Like most people, my high school experience wasn’t all that great. Sure, I had great friends and did a lot of dumb things that I thought made me cool that I can now laugh about, but overall, high school sucked.
I moved to a new city and was thrown into a school system where everyone had known each other for their whole lives – more than that, their mothers had done ‘mummy and me’ yoga together. I knew no one, in a sea of people that had known each other before birth. I felt alone, and had never tried so hard to make friends.
Every time I would go to school and hear about “family” dinners involving most of my science class, I started to get down on myself. I couldn’t understand why I was being left out, why I wasn’t being invited.
Luckily, I started making friends, and getting invited to things, and finding my way. But because high school is high school, and kids are mean, my fear of missing out continued to plague me. I was insecure. I kept feeling like I couldn’t keep up with everyone else, and I didn’t have what it took to fit in. In Year 8, my dad died, and anxiety became an all too real character in my life.

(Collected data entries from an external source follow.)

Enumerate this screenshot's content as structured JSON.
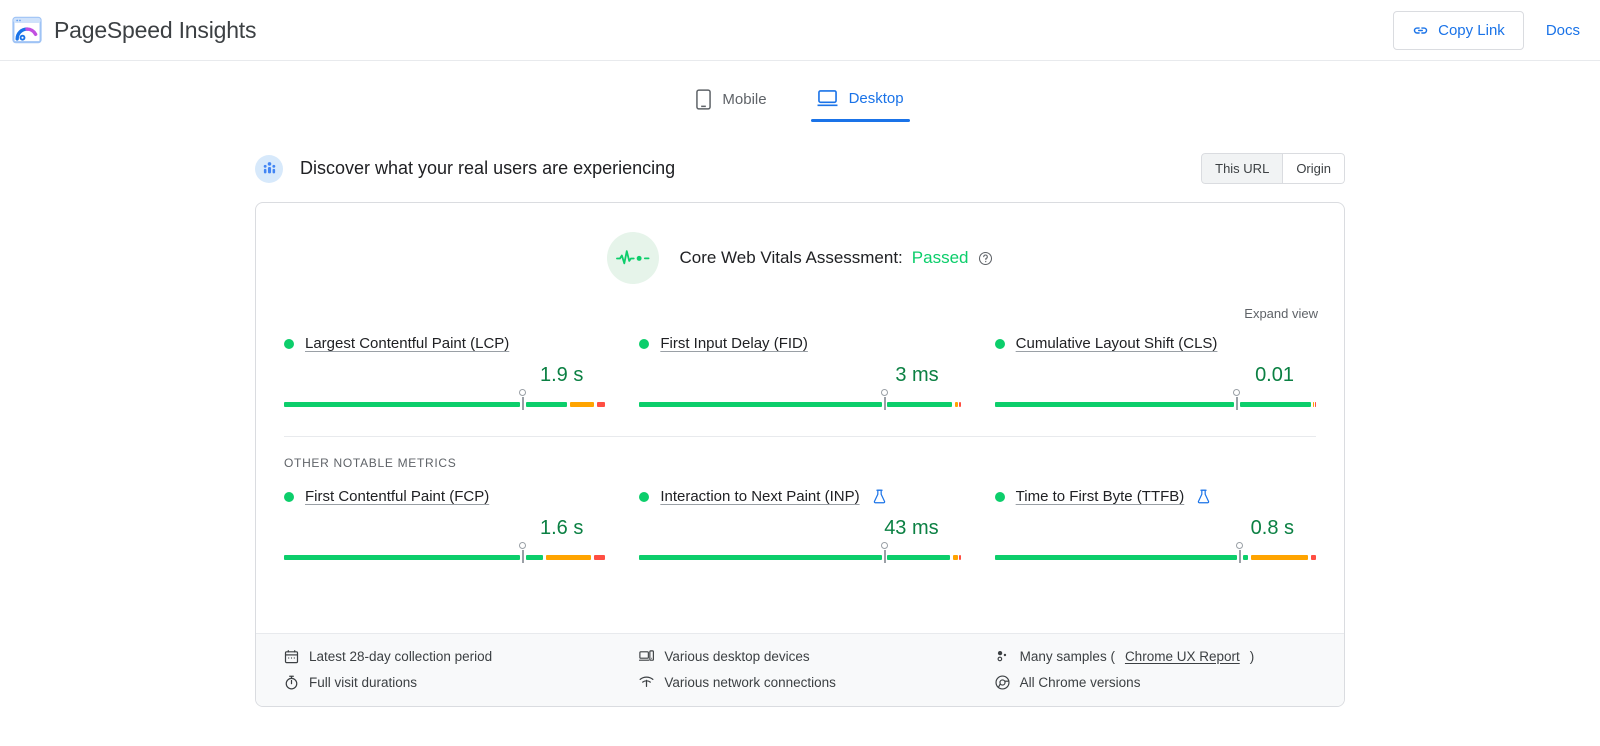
{
  "header": {
    "brand_title": "PageSpeed Insights",
    "logo_icon": "pagespeed-logo-icon",
    "copy_link_label": "Copy Link",
    "copy_link_icon": "link-icon",
    "docs_label": "Docs",
    "accent_color": "#1a73e8"
  },
  "tabs": [
    {
      "label": "Mobile",
      "icon": "mobile-phone-icon",
      "active": false
    },
    {
      "label": "Desktop",
      "icon": "desktop-monitor-icon",
      "active": true
    }
  ],
  "section": {
    "title": "Discover what your real users are experiencing",
    "badge_icon": "users-group-icon",
    "scope_options": [
      {
        "label": "This URL",
        "active": true
      },
      {
        "label": "Origin",
        "active": false
      }
    ]
  },
  "assessment": {
    "icon": "pulse-heartbeat-icon",
    "label": "Core Web Vitals Assessment:",
    "status": "Passed",
    "status_color": "#0cce6b",
    "help_icon": "help-circle-icon",
    "expand_label": "Expand view"
  },
  "core_metrics": [
    {
      "name": "Largest Contentful Paint (LCP)",
      "value": "1.9 s",
      "status_color": "#0cce6b",
      "marker_pct": 74,
      "segments": [
        {
          "color": "#0cce6b",
          "start": 0,
          "end": 73.4
        },
        {
          "color": "#0cce6b",
          "start": 75.2,
          "end": 88
        },
        {
          "color": "#ffa400",
          "start": 89,
          "end": 96.5
        },
        {
          "color": "#ff4e42",
          "start": 97.4,
          "end": 100
        }
      ]
    },
    {
      "name": "First Input Delay (FID)",
      "value": "3 ms",
      "status_color": "#0cce6b",
      "marker_pct": 76,
      "segments": [
        {
          "color": "#0cce6b",
          "start": 0,
          "end": 75.4
        },
        {
          "color": "#0cce6b",
          "start": 77.2,
          "end": 97.4
        },
        {
          "color": "#ffa400",
          "start": 98.2,
          "end": 99.2
        },
        {
          "color": "#ff4e42",
          "start": 99.6,
          "end": 100
        }
      ]
    },
    {
      "name": "Cumulative Layout Shift (CLS)",
      "value": "0.01",
      "status_color": "#0cce6b",
      "marker_pct": 75,
      "segments": [
        {
          "color": "#0cce6b",
          "start": 0,
          "end": 74.4
        },
        {
          "color": "#0cce6b",
          "start": 76.2,
          "end": 98.4
        },
        {
          "color": "#ffa400",
          "start": 99,
          "end": 99.5
        },
        {
          "color": "#ff4e42",
          "start": 99.7,
          "end": 100
        }
      ]
    }
  ],
  "other_metrics_header": "OTHER NOTABLE METRICS",
  "other_metrics": [
    {
      "name": "First Contentful Paint (FCP)",
      "value": "1.6 s",
      "status_color": "#0cce6b",
      "marker_pct": 74,
      "experimental": false,
      "segments": [
        {
          "color": "#0cce6b",
          "start": 0,
          "end": 73.4
        },
        {
          "color": "#0cce6b",
          "start": 75.2,
          "end": 80.5
        },
        {
          "color": "#ffa400",
          "start": 81.5,
          "end": 95.5
        },
        {
          "color": "#ff4e42",
          "start": 96.5,
          "end": 100
        }
      ]
    },
    {
      "name": "Interaction to Next Paint (INP)",
      "value": "43 ms",
      "status_color": "#0cce6b",
      "marker_pct": 76,
      "experimental": true,
      "experimental_icon": "flask-icon",
      "segments": [
        {
          "color": "#0cce6b",
          "start": 0,
          "end": 75.4
        },
        {
          "color": "#0cce6b",
          "start": 77.2,
          "end": 96.8
        },
        {
          "color": "#ffa400",
          "start": 97.6,
          "end": 99.2
        },
        {
          "color": "#ff4e42",
          "start": 99.6,
          "end": 100
        }
      ]
    },
    {
      "name": "Time to First Byte (TTFB)",
      "value": "0.8 s",
      "status_color": "#0cce6b",
      "marker_pct": 76,
      "experimental": true,
      "experimental_icon": "flask-icon",
      "segments": [
        {
          "color": "#0cce6b",
          "start": 0,
          "end": 75.4
        },
        {
          "color": "#0cce6b",
          "start": 77.2,
          "end": 78.8
        },
        {
          "color": "#ffa400",
          "start": 79.8,
          "end": 97.5
        },
        {
          "color": "#ff4e42",
          "start": 98.3,
          "end": 100
        }
      ]
    }
  ],
  "meta": [
    {
      "icon": "calendar-icon",
      "text": "Latest 28-day collection period",
      "link": null
    },
    {
      "icon": "devices-icon",
      "text": "Various desktop devices",
      "link": null
    },
    {
      "icon": "samples-icon",
      "text": "Many samples (",
      "link": "Chrome UX Report",
      "text_after": ")"
    },
    {
      "icon": "stopwatch-icon",
      "text": "Full visit durations",
      "link": null
    },
    {
      "icon": "wifi-icon",
      "text": "Various network connections",
      "link": null
    },
    {
      "icon": "chrome-icon",
      "text": "All Chrome versions",
      "link": null
    }
  ]
}
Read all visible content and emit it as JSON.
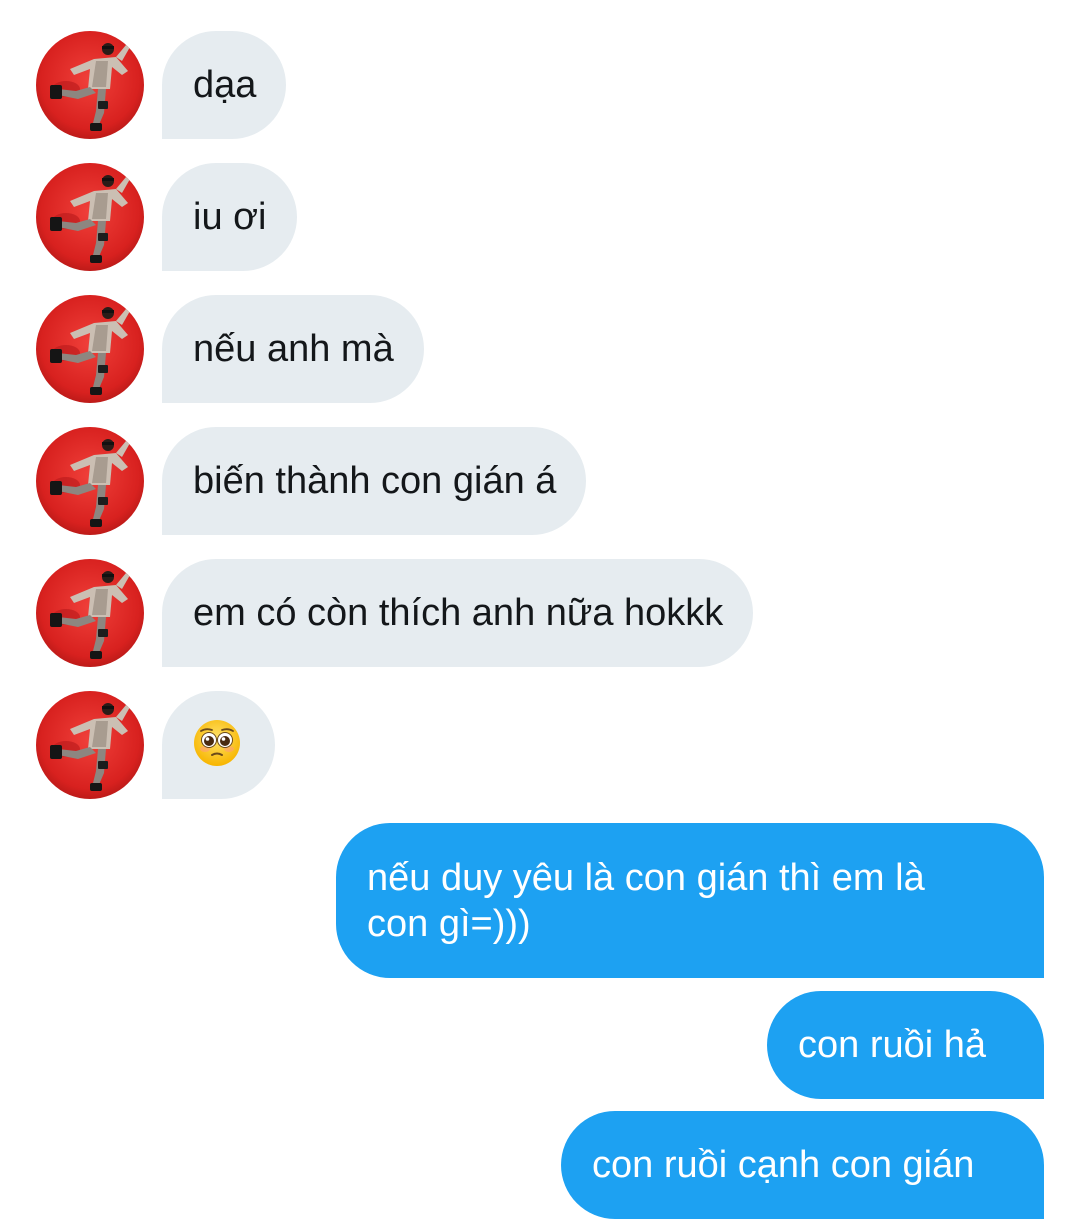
{
  "conversation": {
    "incoming": [
      {
        "text": "dạa"
      },
      {
        "text": "iu ơi"
      },
      {
        "text": "nếu anh mà"
      },
      {
        "text": "biến thành con gián á"
      },
      {
        "text": "em có còn thích anh nữa hokkk"
      },
      {
        "emoji": "pleading-face-emoji"
      }
    ],
    "outgoing": [
      {
        "line1": "nếu duy yêu là con gián thì em là",
        "line2": "con gì=)))"
      },
      {
        "text": "con ruồi hả"
      },
      {
        "text": "con ruồi cạnh con gián"
      }
    ]
  },
  "colors": {
    "incoming_bubble": "#e6ecf0",
    "outgoing_bubble": "#1da1f2",
    "avatar_background": "#d8211f"
  },
  "icons": {
    "avatar": "dancer-photo-avatar"
  }
}
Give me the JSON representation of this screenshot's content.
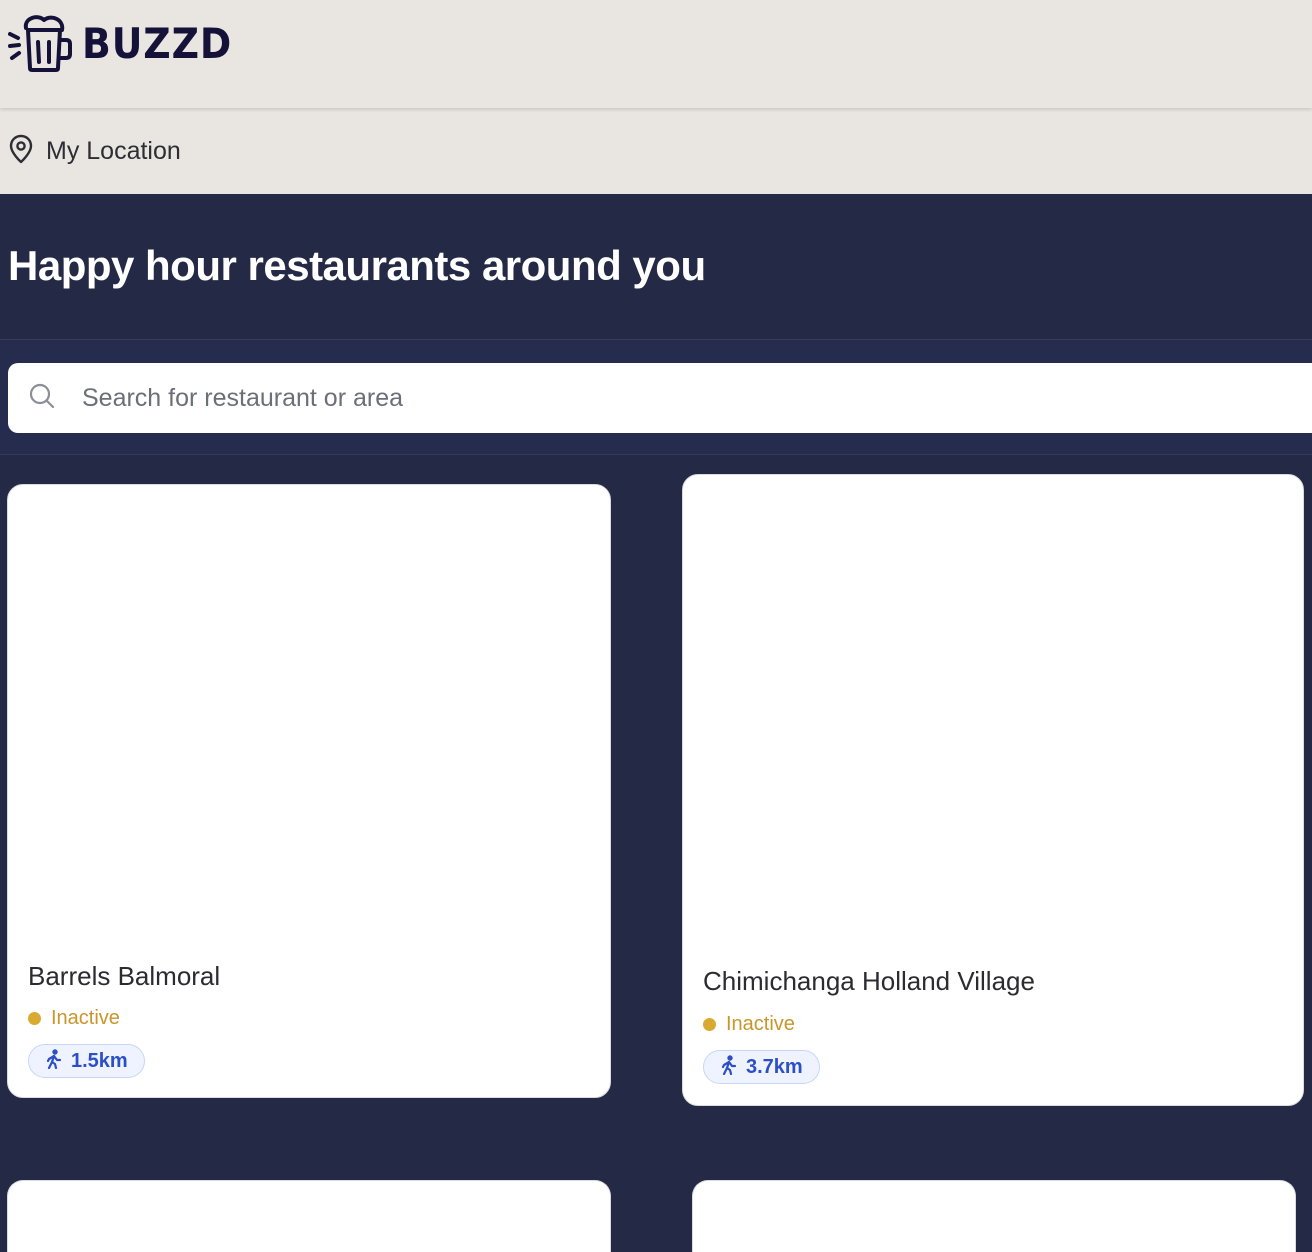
{
  "app": {
    "brand_name": "BUZZD",
    "colors": {
      "header_bg": "#e9e6e1",
      "page_bg": "#242946",
      "brand": "#15123a",
      "status_inactive": "#d9aa32",
      "distance_accent": "#2d4fc6"
    }
  },
  "location": {
    "icon": "map-pin-icon",
    "label": "My Location"
  },
  "hero": {
    "title": "Happy hour restaurants around you"
  },
  "search": {
    "icon": "search-icon",
    "placeholder": "Search for restaurant or area",
    "value": ""
  },
  "restaurants": [
    {
      "name": "Barrels Balmoral",
      "status": "Inactive",
      "distance": "1.5km",
      "distance_icon": "walking-person-icon"
    },
    {
      "name": "Chimichanga Holland Village",
      "status": "Inactive",
      "distance": "3.7km",
      "distance_icon": "walking-person-icon"
    }
  ]
}
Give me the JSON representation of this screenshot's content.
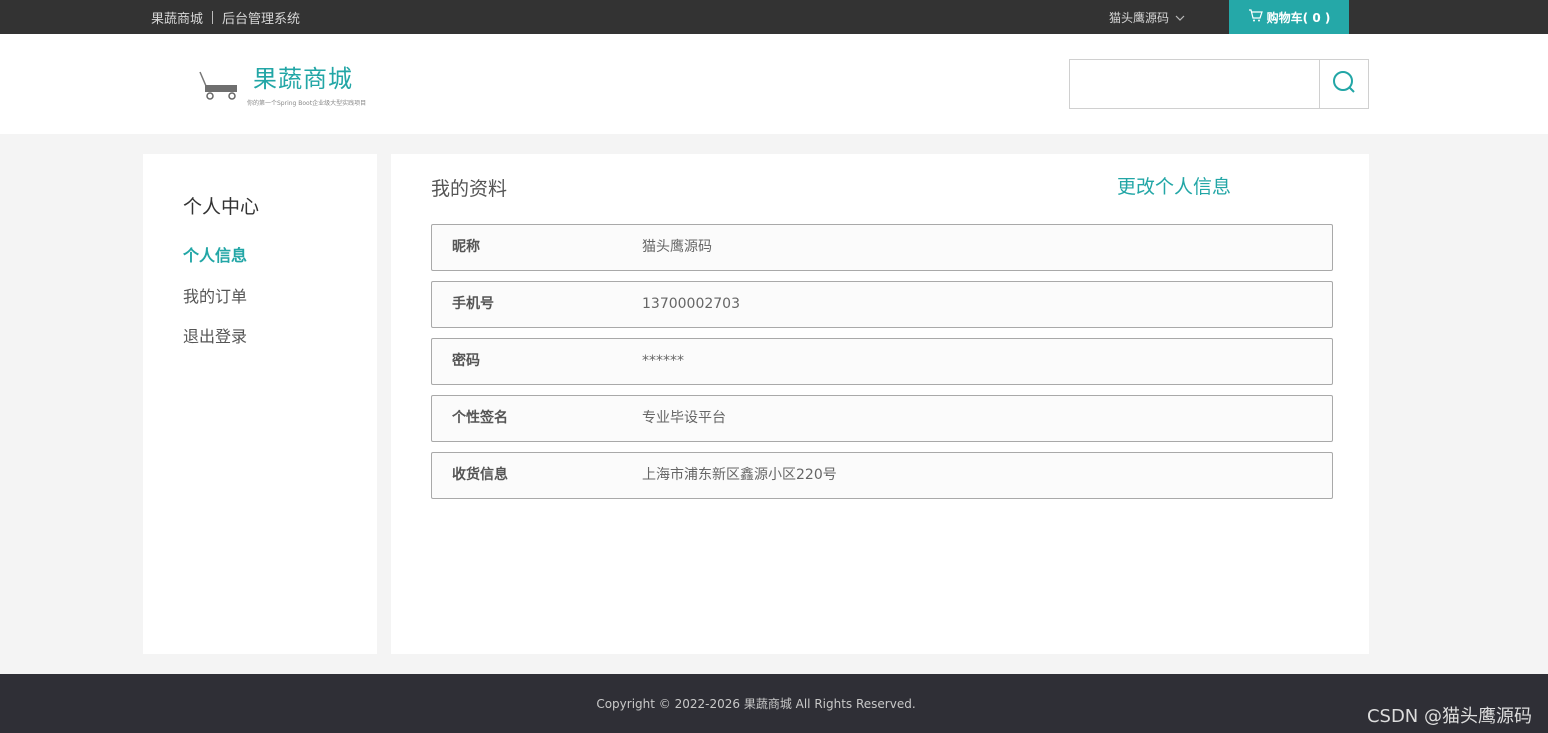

Soon, I started driving myself crazy with theories about everyone hanging out without me. I imagined large parties taking place at lake houses and fun sleepovers where everyone bonded in such a way that they could never not be friends. I kept on thinking, and worrying, and fearing exclusion that it became a part of me. I had FOMO (fear of missing out) before I even knew what it was. It wasn’t trendy yet, and it didn’t come and go when I heard about fun parties happening without me. No. It was constant, nagging, and miserable.